Foi a pedido das Avós que se construiu um banco de dados genético único no mundo, que é capaz de identificar uma pessoa sem ter o material dos pais, mas sim das avós ou mesmo de primos.
Qualquer pessoa que tenha nascido nos anos 1970 e 1980 e tenha alguma desconfiança de ser um neto apropriado, tem o direito de fazer o teste. Em caso de o resultado dar positivo, as Avós proporcionam a divulgação, não sem antes realizar um trabalho com a ajuda de advogados e psicólogos que preparam a nova documentação da pessoa e a orientam a lidar com suas emoções nesta nova situação.
Mais uma alegria desse tipo ocorreu na semana passada, quando anunciaram a recuperação do neto 133, filho de Cristina Navajas e Julio Santucho. Ele é neto de uma das fundadoras da Associação, Nélida Navajas, que morreu em 2012 e não pôde conhecer o neto perdido.

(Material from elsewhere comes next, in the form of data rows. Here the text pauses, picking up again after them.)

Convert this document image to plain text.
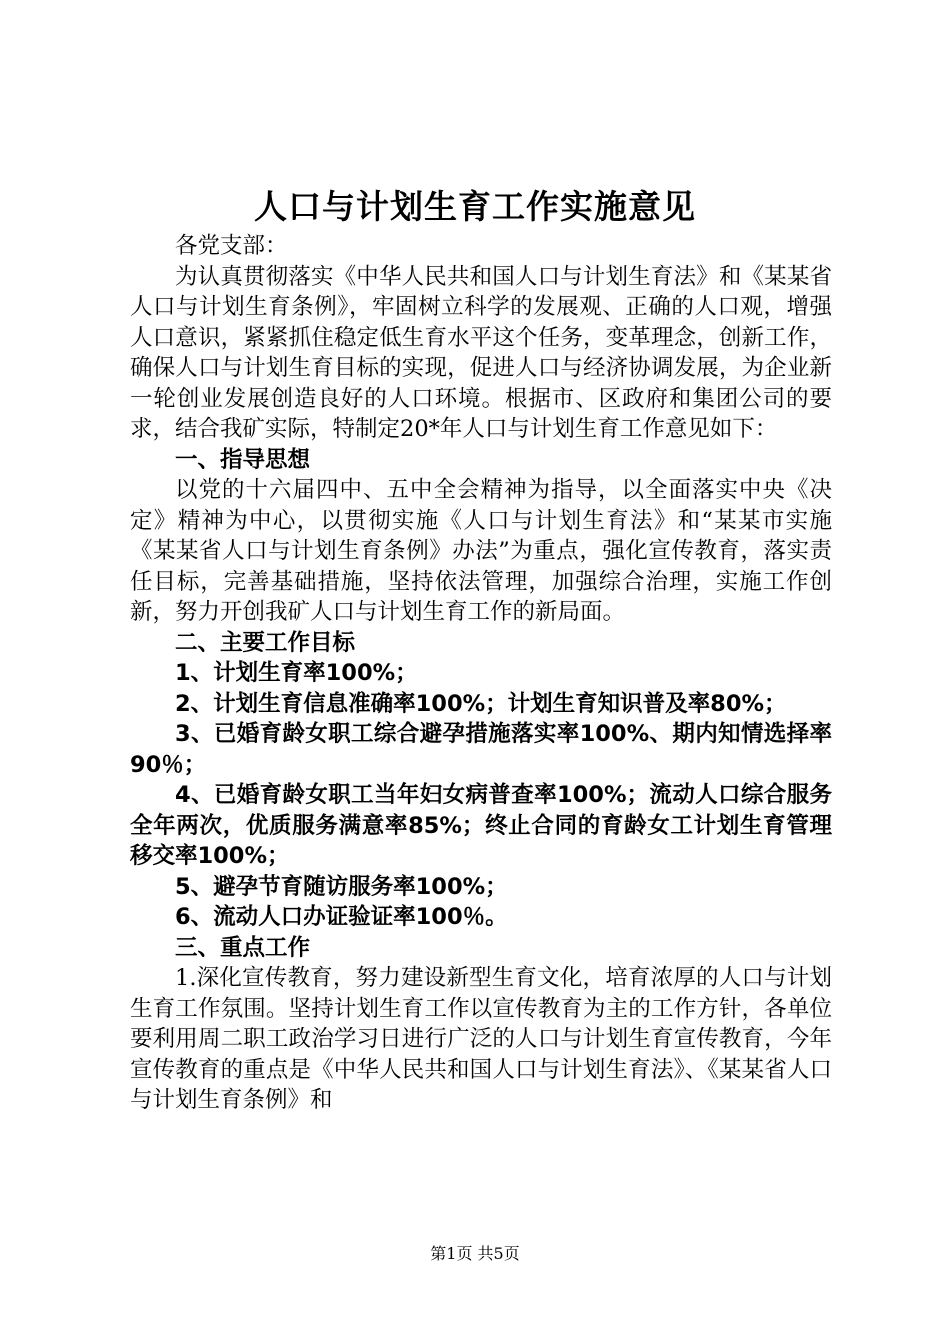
人口与计划生育工作实施意见

各党支部：

为认真贯彻落实《中华人民共和国人口与计划生育法》和《某某省人口与计划生育条例》，牢固树立科学的发展观、正确的人口观，增强人口意识，紧紧抓住稳定低生育水平这个任务，变革理念，创新工作，确保人口与计划生育目标的实现，促进人口与经济协调发展，为企业新一轮创业发展创造良好的人口环境。根据市、区政府和集团公司的要求，结合我矿实际，特制定20*年人口与计划生育工作意见如下：

一、指导思想

以党的十六届四中、五中全会精神为指导，以全面落实中央《决定》精神为中心，以贯彻实施《人口与计划生育法》和“某某市实施《某某省人口与计划生育条例》办法”为重点，强化宣传教育，落实责任目标，完善基础措施，坚持依法管理，加强综合治理，实施工作创新，努力开创我矿人口与计划生育工作的新局面。

二、主要工作目标

1、计划生育率100%；

2、计划生育信息准确率100%；计划生育知识普及率80%；

3、已婚育龄女职工综合避孕措施落实率100%、期内知情选择率90％；

4、已婚育龄女职工当年妇女病普查率100%；流动人口综合服务全年两次，优质服务满意率85%；终止合同的育龄女工计划生育管理移交率100%；

5、避孕节育随访服务率100%；

6、流动人口办证验证率100％。

三、重点工作

1.深化宣传教育，努力建设新型生育文化，培育浓厚的人口与计划生育工作氛围。坚持计划生育工作以宣传教育为主的工作方针，各单位要利用周二职工政治学习日进行广泛的人口与计划生育宣传教育，今年宣传教育的重点是《中华人民共和国人口与计划生育法》、《某某省人口与计划生育条例》和

第1页 共5页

Na ocasião do anúncio, Mario Santucho, o irmão do neto encontrado afirmou: “Meu primeiro pensamento foi e sempre vai ser, para minha mãe e para a minha avó, porque elas nunca deixaram de lutar para nos encontrar e não estaríamos aqui sem elas.”
Hoje o trabalho das Avós e das Mães é reconhecido dentro e fora da Argentina, suas fundadoras andaram pelo mundo dando palestras e recebendo prêmios. Mas não foi assim sempre. No início de suas buscas, Mães e Avós compartilhavam um preconceito da elite argentina, eram chamadas de “Loucas da Praça de Maio” e, durante todo o tempo que durou a ditadura, não tinham presença ou voz nos meios de comunicação argentinos.
A história do neto 133 é como a de tantos outros. Tendo sido apropriado por um integrante das Forças de Segurança casado com uma enfermeira em 24 de marzo de 1977, afirmou que desde jovem teve dúvidas sobre sua identidade. Foi criado como filho único, com uma irmã vinte anos mais velha que já não vivia com a família. Foi ela que, um dia, contou ao caçula que ele não era filho biológico daquele casal. O rapaz, então, confrontou o pai adotivo duas vezes, mas nas duas recebeu a resposta de que ele, sim, era seu pai biológico. Inconformado com a resposta, o rapaz entrou, então, em contato com as Avós, fez teste de DNA, que foi comparado com a base de dados genéticos e teve sua identidade confirmada em 26 de julho último.
É normal que os netos encontrados não saiam à luz logo de cara, há todo um trabalho de reconstrução da história verdadeira, contatos com os pais adotivos e até a emissão de novos documentos, do DNI (o RG argentino) ao passaporte. A mãe morreu no centro clandestino em que deu à luz ao neto 133, o pai, escapou para o exílio. No dia do anúncio, seu pai, Julio Santucho, tinha lágrimas nos olhos. “É uma vitória da democracia e uma derrota da ditadura, porque eles quiseram roubar nossos filhos e os estamos recuperando”.
Ao entregar essas crianças para adoção, os militares não pareciam desconfiar de que essa mentira teria pernas curtas. Muita luta, muita pesquisa e investigação, fazem reviver uma geração inteira que tinha tido sua identidade roubada. É dos poucos assuntos que unem a sociedade argentina. A cada descoberta de um neto, o país chora de emoção. E aqueles que maquinaram a ditadura recebem essa dura e merecida resposta da história.